Schon als Teenager hatte sie nächtelang wachgelegen, mit brennenden Augen und bis in die Knochen schmerzender Müdigkeit, weil die Gedanken in ihrem Kopf Achterbahn gefahren waren. Lange hatte sie es als normal abgetan. Vielleicht war das ja der Preis für einen Geist wie ihren? Woher wollte ihr Kopf auch wissen, dass er nach zweiundzwanzig Uhr plötzlich Ruhe geben soll?

Erst viel später, als es so schlimm wurde, dass allein der Gedanke an eine weitere Nacht ohne Schlaf ihr Herz rasen ließ, hatte sie sich Hilfe geholt. Sie erinnert sich noch heute an die Worte des Arztes. Wenn die Medikamente nichts nützen, könnten wir es mit Entspannungsmethoden versuchen. AtemtechnikenAber machen wir uns nichts vor. Ihr Problem liegt tiefer.

Die Atemtechniken haben geholfen (das tägliche Glas Whiskey zur Entspannung, das sie sich selbst verschieben hat, auch). Trotzdem blieb es ein Kampf und nach wie vor verbringt sie durchwachte Nächte in ihrem Lesesessel am Feuer, die Augen auf die Spinnenbeinzeiger der Standuhr gerichtet, die quälend langsam dem erlösenden Morgengrauen entgegen kriechen.

Auch heute ist so eine Nacht.

Wissen Sie, hatte der Arzt gesagt, Wir können nur einschlafen, indem wir unser Bewusstsein loslassen. Die Kontrolle abgeben und vertrauen. In dieser Hinsicht ist Einschlafen ein bisschen wie Sterben.

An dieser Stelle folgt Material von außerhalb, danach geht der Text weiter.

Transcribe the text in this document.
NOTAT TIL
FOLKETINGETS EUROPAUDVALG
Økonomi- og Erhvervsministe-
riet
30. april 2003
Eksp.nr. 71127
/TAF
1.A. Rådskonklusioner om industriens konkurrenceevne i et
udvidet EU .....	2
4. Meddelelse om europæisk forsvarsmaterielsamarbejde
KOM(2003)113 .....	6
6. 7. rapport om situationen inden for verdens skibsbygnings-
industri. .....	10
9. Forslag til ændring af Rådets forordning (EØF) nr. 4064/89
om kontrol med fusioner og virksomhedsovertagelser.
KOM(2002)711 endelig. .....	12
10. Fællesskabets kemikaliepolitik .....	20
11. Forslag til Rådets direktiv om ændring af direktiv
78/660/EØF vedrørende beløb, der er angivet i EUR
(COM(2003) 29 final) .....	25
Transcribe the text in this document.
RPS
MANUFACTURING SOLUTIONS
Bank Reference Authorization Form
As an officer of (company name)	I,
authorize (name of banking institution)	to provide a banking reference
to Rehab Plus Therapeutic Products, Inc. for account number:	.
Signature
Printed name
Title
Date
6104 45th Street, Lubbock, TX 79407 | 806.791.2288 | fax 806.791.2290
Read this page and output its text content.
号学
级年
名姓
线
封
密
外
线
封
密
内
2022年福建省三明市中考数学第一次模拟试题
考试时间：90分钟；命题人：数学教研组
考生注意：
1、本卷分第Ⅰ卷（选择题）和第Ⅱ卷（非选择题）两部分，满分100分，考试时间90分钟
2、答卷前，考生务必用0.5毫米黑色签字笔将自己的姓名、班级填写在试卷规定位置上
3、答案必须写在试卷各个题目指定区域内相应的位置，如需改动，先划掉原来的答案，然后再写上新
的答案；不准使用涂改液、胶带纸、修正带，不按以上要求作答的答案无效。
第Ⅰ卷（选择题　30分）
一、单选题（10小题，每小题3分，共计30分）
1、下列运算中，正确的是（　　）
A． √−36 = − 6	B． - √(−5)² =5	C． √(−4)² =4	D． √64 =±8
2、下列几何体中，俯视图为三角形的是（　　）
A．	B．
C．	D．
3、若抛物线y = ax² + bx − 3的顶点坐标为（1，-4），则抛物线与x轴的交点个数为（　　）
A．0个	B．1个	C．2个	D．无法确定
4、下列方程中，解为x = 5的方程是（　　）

Bei der Erinnerung an seine Worte zieht sich ein feines Lächeln über Eleanors Lippen. Sie dreht das Whiskeyglas zwischen den Fingern, sieht zu wie die bernsteinfarbene Flüssigkeit zittrige Wellen wirft. Wie viele davon hat sie über die Jahre getrunken, ohne es wirklich wahrzunehmen? Den Geschmack von Feuer und Torf auf der Zunge, das Brennen, das durch ihre Kehle wandert und sich dann warm in ihren Magen legt. Dazu den Schein des ausgehenden Feuers auf ihren Wangen, die leisen Töne der Schallplatte hinter ihr.

But since it has so ought to be

By a time to rise and a time to fall

Come fill to me the parting glass

Good night and joy be with you all

Ihre Fingerspitzen tippen im Takt auf das Glas. Natürlich sind sie eiskalt. Eleanor hat ihren Körper in den letzten Stunden genau beobachtet. Sie weiß, dass ihr Herz schneller schlägt und ihre Pupillen größer sind als sonst. Dass ihre Hand, mit der sie das Glas hält, zittert. Sie weiß auch, dass Tränen an irgendeinem Punkt vermutlich unvermeidbar sind.  Wenn die innere psychische Anspannung zu groß wird, wenn sie innerlich zu zerspringen droht, weiß der Körper keinen anderen Weg, um sie zu retten. Es wird demütigend sein, vor dem ganzen Publikum. Vielleicht kann sie schon ein wenig vorbeugen?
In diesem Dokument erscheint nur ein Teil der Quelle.